La mudanza del oro. Por Dorotea Fulde Benke

la mudanza del oro

La mudanza del oro

 

Al llegar a casa de mi hermana en Alemania para ayudar en la mudanza que iba a ser el punto de partida de una nueva vida en España, me di cuenta enseguida que algo le pasaba.

-Estás paliducha, ¿qué te ocurre?
-No encuentro el oro.
También yo me estaba poniendo blanca.
-¿El oro? ¿El de la mudanza? ¡¡Pero si viene el camión dentro de tres días!!

El «oro» eran unos 140 gramos de oro de 24 quilates que en nuestra infancia un vecino nos había ido regalando por aniversarios y Navidades como reserva para el futuro. Con los vaivenes de tres mudanzas dentro de Baviera y entremezclado con un montón de enseres heredados de las dos abuelas, multiplicados por la colección de mil muñecas antiguas de mi hermana, el oro estaba tan bien guardado que no sabíamos ni ella ni yo dónde estaba…

¡Nos volcamos! Pasamos horas diurnas y nocturnas buscando frenéticamente revolviendo sótanos, habitaciones, maletas y bolsos, mientras empaquetamos y enumeramos cajas de mudanza llegando a contabilizar 135. Y de todo hubo menos un lindo estuche con la vista de la Plaza de San Marco de Venecia que en su interior guardaba una bolsita que a su vez…

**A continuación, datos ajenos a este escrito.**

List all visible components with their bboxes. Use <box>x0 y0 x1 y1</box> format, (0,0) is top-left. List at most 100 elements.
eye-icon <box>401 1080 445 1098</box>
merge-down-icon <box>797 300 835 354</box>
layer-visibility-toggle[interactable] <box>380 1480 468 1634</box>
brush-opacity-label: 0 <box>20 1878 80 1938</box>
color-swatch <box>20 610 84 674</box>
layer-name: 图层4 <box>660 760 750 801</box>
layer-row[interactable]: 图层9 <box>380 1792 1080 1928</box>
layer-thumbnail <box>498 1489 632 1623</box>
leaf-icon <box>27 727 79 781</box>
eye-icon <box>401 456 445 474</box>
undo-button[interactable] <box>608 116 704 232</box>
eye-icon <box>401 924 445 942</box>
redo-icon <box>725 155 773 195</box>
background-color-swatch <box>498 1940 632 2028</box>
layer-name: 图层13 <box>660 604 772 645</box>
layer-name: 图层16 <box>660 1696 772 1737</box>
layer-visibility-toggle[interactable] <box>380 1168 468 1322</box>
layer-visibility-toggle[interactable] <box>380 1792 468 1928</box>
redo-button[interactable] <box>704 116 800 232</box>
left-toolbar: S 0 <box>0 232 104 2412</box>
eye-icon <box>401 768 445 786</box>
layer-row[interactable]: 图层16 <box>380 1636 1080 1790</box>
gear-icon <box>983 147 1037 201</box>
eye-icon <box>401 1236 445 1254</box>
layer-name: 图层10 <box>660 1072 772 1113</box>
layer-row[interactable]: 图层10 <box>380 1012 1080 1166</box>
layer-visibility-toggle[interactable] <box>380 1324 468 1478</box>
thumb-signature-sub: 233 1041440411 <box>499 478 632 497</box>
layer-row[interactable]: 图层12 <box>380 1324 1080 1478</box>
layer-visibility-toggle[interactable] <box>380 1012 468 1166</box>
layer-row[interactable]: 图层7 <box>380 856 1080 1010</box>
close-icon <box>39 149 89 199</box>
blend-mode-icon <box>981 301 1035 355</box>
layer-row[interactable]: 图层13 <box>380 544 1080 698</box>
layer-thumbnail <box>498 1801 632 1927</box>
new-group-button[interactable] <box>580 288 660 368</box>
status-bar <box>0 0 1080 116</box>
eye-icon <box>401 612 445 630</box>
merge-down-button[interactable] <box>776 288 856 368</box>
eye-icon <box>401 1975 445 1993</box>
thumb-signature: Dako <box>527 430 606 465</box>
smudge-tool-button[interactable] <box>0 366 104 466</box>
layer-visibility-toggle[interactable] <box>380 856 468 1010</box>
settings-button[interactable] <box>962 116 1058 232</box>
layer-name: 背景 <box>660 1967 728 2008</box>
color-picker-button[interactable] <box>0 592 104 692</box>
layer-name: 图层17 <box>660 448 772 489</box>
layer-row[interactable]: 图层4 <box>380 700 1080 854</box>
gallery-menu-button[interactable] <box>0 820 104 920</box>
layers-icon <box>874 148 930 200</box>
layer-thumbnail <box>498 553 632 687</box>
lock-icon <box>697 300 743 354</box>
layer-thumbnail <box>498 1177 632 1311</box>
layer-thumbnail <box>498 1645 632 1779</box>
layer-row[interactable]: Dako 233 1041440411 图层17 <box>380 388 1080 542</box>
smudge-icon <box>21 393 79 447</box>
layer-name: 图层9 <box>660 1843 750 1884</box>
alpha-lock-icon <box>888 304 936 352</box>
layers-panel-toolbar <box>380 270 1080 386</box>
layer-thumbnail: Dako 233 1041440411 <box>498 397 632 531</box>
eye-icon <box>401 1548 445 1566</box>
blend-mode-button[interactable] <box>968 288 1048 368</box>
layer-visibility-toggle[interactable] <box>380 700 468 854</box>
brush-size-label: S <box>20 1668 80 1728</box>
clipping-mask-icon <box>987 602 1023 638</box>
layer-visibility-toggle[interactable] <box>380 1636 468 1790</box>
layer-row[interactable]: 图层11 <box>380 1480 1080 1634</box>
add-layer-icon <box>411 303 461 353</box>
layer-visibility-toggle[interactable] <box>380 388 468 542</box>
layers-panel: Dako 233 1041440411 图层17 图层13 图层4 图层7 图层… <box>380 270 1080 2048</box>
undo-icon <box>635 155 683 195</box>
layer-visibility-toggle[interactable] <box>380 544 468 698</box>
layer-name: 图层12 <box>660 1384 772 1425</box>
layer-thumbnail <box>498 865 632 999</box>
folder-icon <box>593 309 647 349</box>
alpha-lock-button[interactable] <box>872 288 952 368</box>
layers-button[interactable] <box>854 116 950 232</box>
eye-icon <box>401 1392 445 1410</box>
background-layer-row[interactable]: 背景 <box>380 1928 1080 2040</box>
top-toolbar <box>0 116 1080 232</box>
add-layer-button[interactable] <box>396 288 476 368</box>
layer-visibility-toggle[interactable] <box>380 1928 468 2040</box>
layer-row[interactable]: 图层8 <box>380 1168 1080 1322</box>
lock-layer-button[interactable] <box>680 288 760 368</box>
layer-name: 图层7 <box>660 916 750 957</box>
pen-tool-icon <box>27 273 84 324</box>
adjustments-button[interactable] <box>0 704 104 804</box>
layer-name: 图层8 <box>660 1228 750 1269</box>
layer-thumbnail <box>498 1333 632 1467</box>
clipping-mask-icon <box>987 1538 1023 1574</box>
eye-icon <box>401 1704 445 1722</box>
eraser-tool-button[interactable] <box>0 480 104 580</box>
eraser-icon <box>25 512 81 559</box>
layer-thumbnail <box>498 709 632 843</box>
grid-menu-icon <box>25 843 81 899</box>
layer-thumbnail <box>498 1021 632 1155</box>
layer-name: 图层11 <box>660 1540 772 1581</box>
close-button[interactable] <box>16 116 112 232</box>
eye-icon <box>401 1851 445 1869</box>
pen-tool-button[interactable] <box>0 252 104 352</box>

Llegó el día de la mudanza y al amanecer el transportista granadino aparcó su monstruoso camión en la entrada y se fue con los ayudantes a tomar café. Ojerosas y trasnochadas dimos un desesperado repaso a los últimos muebles, un escritorio antiguo y un armario negro.

-¿Qué le decimos?
La voz de mi hermana se quebró.

-Será qué le digo yo, -le respondí de mala manera, -que yo sepa tú no hablas bastante español como para decir nada.

Al ver que se le saltaron las lágrimas, yo, arrepentida, quise darle un pañuelo de papel. Saqué una caja de Kleenex del armario negro y mientras los ojos se me pusieron como platillos, ahí detrás estaba Venecia, la Plaza de San Marco, el estuche, y dentro, confirmado por mis dedos temblorosos, 140 gramos de oro, o sea, ¡la mudanza y algo más!

A partir de ese momento, no me separé del estuche. Iba en mi bolso de mano y ese en la cesta de la merienda. Confieso que lo vigilamos por turnos cuando íbamos al baño.

El granadino se fue con nuestros muebles y cosas sin pedir ni un adelanto. ¡Qué buena gente! Unas horas después, mi hermana, su marido y yo nos despedimos de los caseros, y con el coche abarrotado nos pusimos en marcha: Baviera, el Lago de Constanza, Suiza, el sur de Francia, la frontera española. Mi hermana conducía y yo, siempre con el cesto sobre las rodillas, siguiendo al GPS, guardaba el oro o así lo creía…

Pasado Alicante quisimos tomar café en una gasolinera, cuando a nuestro lado se paró un coche negro y se acercó un hombre joven con un gran mapa desplegada que puso sobre el borde de la ventanilla mía. Hablaba alemán con un fuerte acento del este y nos hizo unas preguntas sobre Torrevieja. Luego recogió su mapa, dio las gracias y se fue corriendo a su coche.

Cuando quisimos pagar el café, había desaparecido del cesto el monedero de mi hermana, con todas sus tarjetas, carnets y cien euros. Celebramos el robo con vítores y aplausos, llamé la Guardia Civil y pusimos la denuncia. Todos se extrañaban de nuestras sonrisas de tontos. Extranjeros, dirían, chiflados…

Nadie sabía que el monedero había tenido a escasos centímetros un vecino italiano, el estuche veneciano con todo nuestro oro. Una fuerza mayor debe haber interpuesto su mano o su voluntad asegurando que nuestra mudanza llegara a buen fin.

Ni siquiera yo podría haberme inventado un enredo así. Toda la historia es verdad, os lo juro.